Interrogating the Interaction of CD52 Functionalised Metallic Nanoparticles with Malignant B Lymphocytes

Chronic Lymphocytic Leukaemia (CLL) is a common B-lymphoid malignancy with over 200,000 people affected annually in Europe and the US. The aim of therapy is to increase the quality and duration of life using well tolerated treatment. Novel intracellular drug delivery systems such as functionalised nanoparticles (NPs), conjugated to antibodies such as anti-CD20 or anti-CD52 directed at cell surface markers may help address this need. We have explored the feasibility of targeting nanoparticles in CLL using a microfluidics based adhesion assay, anti CD52 cell targeting and Fludarabine therapy.

Methods

B cells were isolated from the peripheral blood of normal healthy donors and CLL patients. The CLL cell line, I-83, was maintained under standard conditions. Epifluorescent, laser scanning confocal and electron microscopy was utilised for imaging the interaction of metallic NPs with cells. The metallic NPs were polymer-coated for biocompatibility and cellular toxicity was assessed using flow cytometric analysis based on changes in light scattering. NPs distribution on the surface of the cells was visualized using epifluorescent and Helium ion microscopy, cellular uptake and alterations in cell morphology after NP treatment was imaged by confocal microscopy.

Cell adhesion and migration behaviour under fluid shear flow conditions mimicking CLL cells in vivo was investigated using a microfluidics system utilising biochips coated with VCAM-1 and seeded with Human Umbilical Vein Endothelial Cells (HUVEC) or Human Dermal Lymphatic Endothelial Cells.

CD52-Alexa Fluor® 633 was conjugated to the surface of silanized NPs (NP1) using standard carbo-diimide cross linker chemistry techniques and successful functionalisation of NPs was validated using flow cytometric analysis, monitoring a shift in fluorescent population.

I-83 cells and patient-derived malignant B cells were treated using pH sensitive dye doped NPs and pH sensitive dye doped NP1 in order to assess interaction of nanoparticles with cells. Uptake measurements were performed through quantification of the fluorescence of the pH sensitive dye. As proof of concept, Fludarabine was then incorporated on to the surface of NPs in order to investigate its potential as a nanotherapeutic. Cytotoxicity studies were performed using flow cytometric analysis mentioned above following a 24 hour incubation.

Results and Conclusions

Quantitative and qualitative analysis identified uptake of NPs by normal and malignant B-lymphocytes with optimal NPs concentration for uptake determined at 25 μg/ml. Non-functionalised NPs in the range of 15-50nm were internalised by cells.

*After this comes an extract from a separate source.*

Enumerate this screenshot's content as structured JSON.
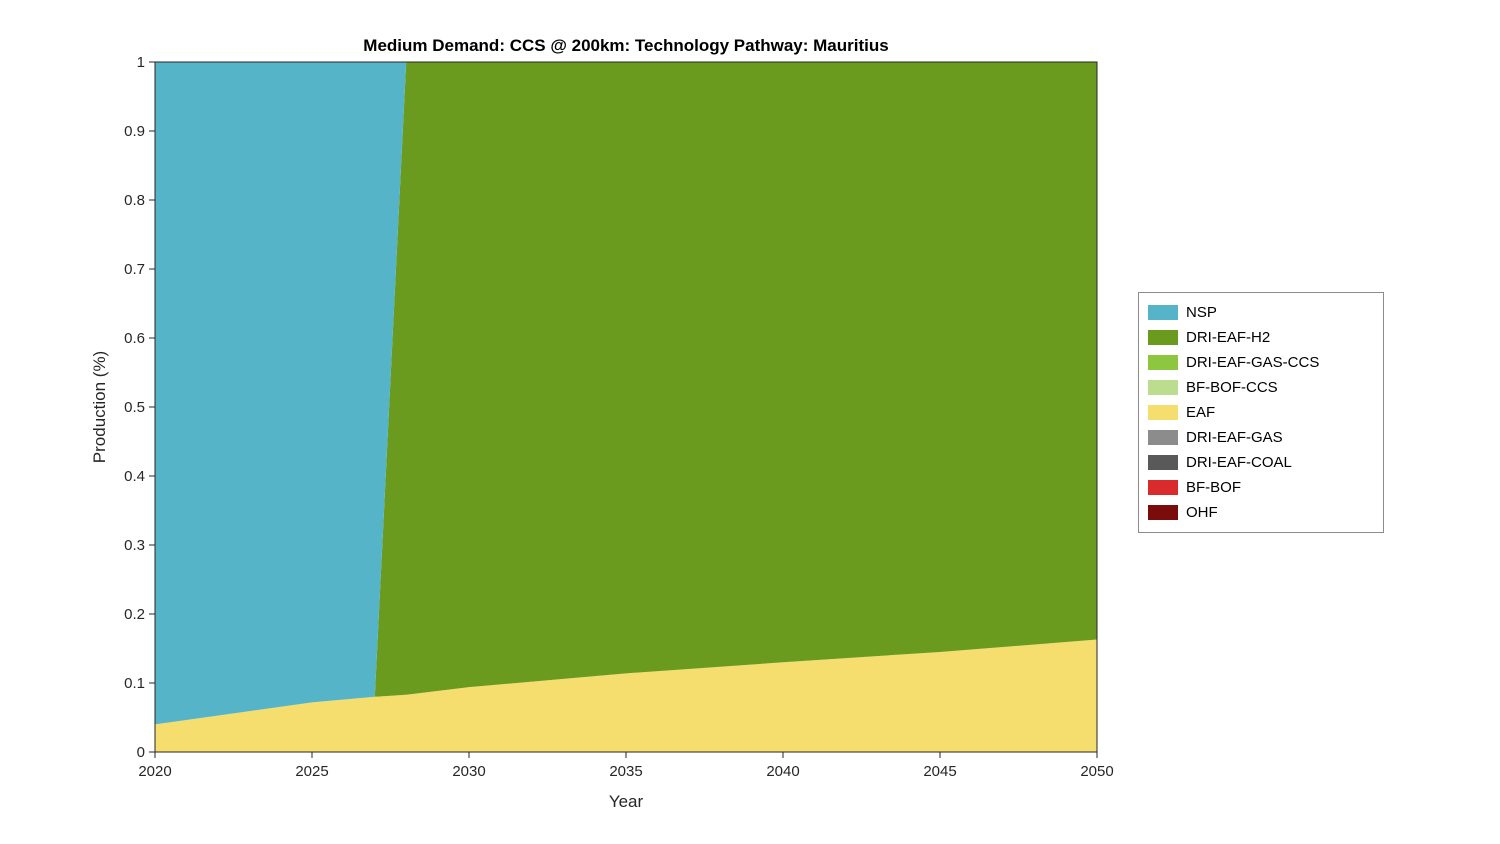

There was a notable decrease in the interaction of NPs with cells under physiologically relevant fluid shear flow in comparison to static conditions, resulting in a corresponding decrease in uptake, highlighting the rationale for a CLL cell-targeted NP. The results of the adhesion experiment using I-83 cells and patient derived CLL cells to the HUVEC monolayer in a micro-fluidics system showed that patient CLL adhesion decreased after NP treatment (p=0.01, n=3).

Cytotoxicity studies show that exposure to uncoated Fe₂O₃ nanoparticles yields an IC50 value of 23μg/mL +/- 5 μg/mL in comparison to coated, stabilized Fe₂O₃ nanoparticles with an IC50 of 49μg/mL +/- 5 μg/mL. Functionalisation of NPs with CD52 antibody (NP-1) resulted in significantly increased uptake (p<0.0001, n=3) and cytotoxicity. Preparation of these nanoparticles was reproducible and the particles remained stable in suspension for over 4 weeks. Cells treated with NPs bound Fludarabine were found to have significantly increased cytotoxicity in comparison to stabilized NPs (IC50 of 21μg/mL +/- 1μg/mL.

In summary, this work provides proof of concept of efficacy for a targeted nanotherapeutic in haematological malignancies.